Voice Input

The Amurg UI supports voice dictation with two backends. The default mode uses the browser's built-in Web Speech API and requires no setup. For private, offline speech recognition, you can connect a local Whisper server.

Voice Modes

Mode	Backend	Setup	Privacy
Browser (default)	Web Speech API (Chrome, Edge, Safari)	None — works out of the box	Audio may be sent to the browser vendor's cloud service
Local Whisper	Self-hosted Whisper ASR server via WebSocket	Run a Whisper server, configure the URL in settings	Fully local — audio never leaves your machine

Switch modes via the gear icon next to the microphone button. Settings are saved in localStorage under the key amurg-voice.

How to Use

The microphone button supports two interaction styles:

Gesture	Action
Hold to talk	Press and hold the mic button for more than 200ms. Recording stops when you release.
Tap to toggle	Quick-tap (under 200ms) to start recording, tap again to stop. Useful on mobile.

Edit before send

Transcribed text is appended to the message input field — it is never sent automatically. You can review, edit, or add to it before pressing send. While you speak, a real-time interim preview is shown above the input field.

Visual Feedback

Indicator	Meaning
Red mic button	Recording is active
Pulsing ring around button	Audio level visualization (scales with input volume)
Italic text above input	Interim transcription (partial, live as you speak)
Green ring on input field	Final transcription received (flashes briefly)

Browser Mode

The default mode uses the browser's SpeechRecognition API (or webkitSpeechRecognition on Safari). It requires no server or configuration.

Browser	Support
Chrome / Edge	Full support
Safari (iOS 14.5+, macOS)	Full support
Firefox	Not supported (mic button hidden)

Language Detection

The browser mode uses navigator.language for speech recognition language, falling back to en-US. This means it automatically matches your browser's language setting.

Local Whisper Mode

For private, offline speech recognition, you can run a Whisper-compatible ASR server and point the UI at it. Audio never leaves your machine.

Setup

Run a Whisper ASR server that accepts WebSocket connections and receives audio/webm chunks.
Click the gear icon next to the microphone button in the Amurg UI.
Select Local Whisper.
Enter the WebSocket URL (e.g. ws://localhost:8000/asr).

Protocol

The UI streams audio to the Whisper server in 250ms chunks using MediaRecorder with audio/webm;codecs=opus format. The server is expected to respond with JSON messages containing transcription results.

Expected server responses

The UI looks for a text or transcript field in the JSON response.
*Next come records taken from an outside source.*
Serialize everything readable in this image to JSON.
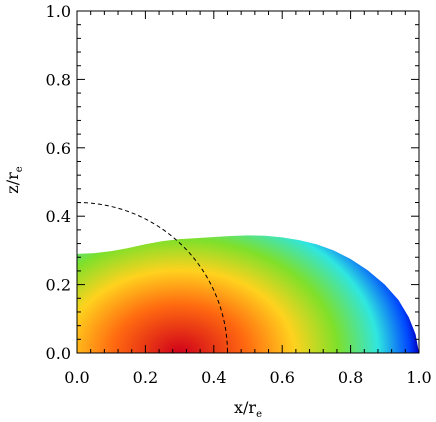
{
  "chart_data": {
    "type": "heatmap",
    "title": "",
    "xlabel": {
      "main": "x/r",
      "sub": "e"
    },
    "ylabel": {
      "main": "z/r",
      "sub": "e"
    },
    "xlim": [
      0.0,
      1.0
    ],
    "ylim": [
      0.0,
      1.0
    ],
    "x_ticks": [
      0.0,
      0.2,
      0.4,
      0.6,
      0.8,
      1.0
    ],
    "y_ticks": [
      0.0,
      0.2,
      0.4,
      0.6,
      0.8,
      1.0
    ],
    "x_tick_labels": [
      "0.0",
      "0.2",
      "0.4",
      "0.6",
      "0.8",
      "1.0"
    ],
    "y_tick_labels": [
      "0.0",
      "0.2",
      "0.4",
      "0.6",
      "0.8",
      "1.0"
    ],
    "minor_ticks_per_major": 4,
    "grid": false,
    "legend": "none",
    "colormap": [
      "#d0001a",
      "#ff6a10",
      "#ffd21e",
      "#7fe02a",
      "#2fe6e0",
      "#0045ff",
      "#0000c0"
    ],
    "surface_boundary": [
      [
        0.0,
        0.29
      ],
      [
        0.05,
        0.292
      ],
      [
        0.1,
        0.298
      ],
      [
        0.15,
        0.307
      ],
      [
        0.2,
        0.318
      ],
      [
        0.25,
        0.327
      ],
      [
        0.3,
        0.333
      ],
      [
        0.35,
        0.336
      ],
      [
        0.4,
        0.339
      ],
      [
        0.45,
        0.342
      ],
      [
        0.5,
        0.344
      ],
      [
        0.55,
        0.343
      ],
      [
        0.6,
        0.338
      ],
      [
        0.65,
        0.33
      ],
      [
        0.7,
        0.318
      ],
      [
        0.75,
        0.3
      ],
      [
        0.8,
        0.275
      ],
      [
        0.85,
        0.242
      ],
      [
        0.9,
        0.2
      ],
      [
        0.94,
        0.155
      ],
      [
        0.97,
        0.105
      ],
      [
        0.99,
        0.055
      ],
      [
        1.0,
        0.0
      ]
    ],
    "density_peak": [
      0.3,
      0.0
    ],
    "dashed_circle_radius": 0.44,
    "dashed_circle_color": "#000000"
  }
}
It also recognizes partial/interim results via buffer, segments, is_final, and type: "partial" fields.

// Partial transcription (shown as interim preview)
{"type": "partial", "text": "hello wor"}

// Final transcription (appended to input field)
{"text": "hello world", "is_final": true}

// Alternative field names also accepted
{"transcript": "hello world"}

Compatible Servers

Any Whisper ASR server that accepts WebSocket audio streaming and returns JSON with a text or transcript field will work. Popular options include whisper_streaming and WhisperLive.

Settings Storage

Voice settings are persisted in localStorage under the key amurg-voice as a JSON object:

{
  "mode": "browser",
  "whisperUrl": "ws://localhost:8000/asr"
}

Field	Type	Default	Description
`mode`	string	`"browser"`	`"browser"` or `"whisper"`
`whisperUrl`	string	`""`	WebSocket URL for the Whisper server

Troubleshooting

Problem	Solution
No microphone button visible	Your browser does not support the Web Speech API (e.g. Firefox). Switch to Chrome, Edge, or Safari.
"Microphone access denied" toast	Grant microphone permission in your browser settings. On mobile, check app-level permissions too.
Recognition stops after ~60 seconds	Some mobile browsers kill long-running speech recognition. The UI auto-restarts it. Tap the mic again if needed.
Whisper mode shows no transcription	Check that the Whisper server is running and the WebSocket URL is correct. Open browser dev tools to inspect WebSocket frames.
Whisper mode: "Connection failed"	Ensure the Whisper server accepts WebSocket connections. If using HTTPS for the UI, the Whisper URL must also be `wss://` (browsers block mixed content).